About 40 organisations, including state-run media outlets, raised the sum to reinforce the religious edict calling for Rushdie's assassination issued by Khomeini in 1989 on charges of blasphemy after the publication of 'The Satanic Verses'.
"The fatwa against Salman Rushdie is a religious fatwa. Nobody in the world can nullify a religious fatwa. It has been, it is, and it will be," a senior member of the editorial team at state-run Fars New Agency in Tehran told The Times.
It was suspended in 1998 when Mohammad Khatami, then the president of Iran, announced that as a pre-condition to the restoration of ties with Britain the Iranian state would "neither support nor hinder assassination operations".
The new bounty came to light in an account by an unnamed journalist at Fars of a digital media fair in Tehran. The story included a declaration by a man known as "Mr Amini", setting a bounty equivalent to USD 600,000, and listed 40 organisations, including NGOs and private donors, which had pledged the money, The Times reported.
A religious organisation called the 15 Khordad Foundation initially offered a USD 2.7 million reward to anyone carrying out the fatwa, then increased it to USD 3.3 million in 2012. The new money brings the total bounty to nearly USD 4 million.
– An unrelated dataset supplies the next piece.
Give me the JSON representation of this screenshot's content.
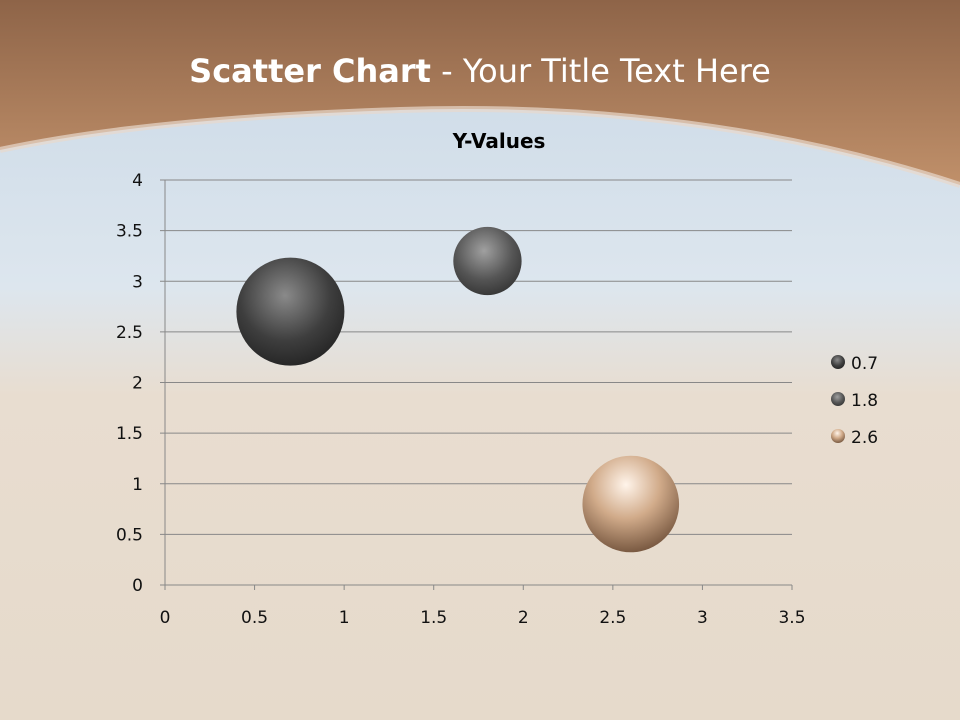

Jo Glanville, director of English PEN, an organisation that defends freedom of expression and has worked with Rushdie for many years, said: "Given the new relations between Iran and the West, I think we rather hoped [the fatwa] might disappear."
His son, Zafar Rushdie, who is also his publicist, declined to comment on the new bounty.
Hardline organisations in Iran make symbolic gestures involving the Rushdie fatwa every year around its anniversary on February 14. But it's unclear whether the bounty would really be paid.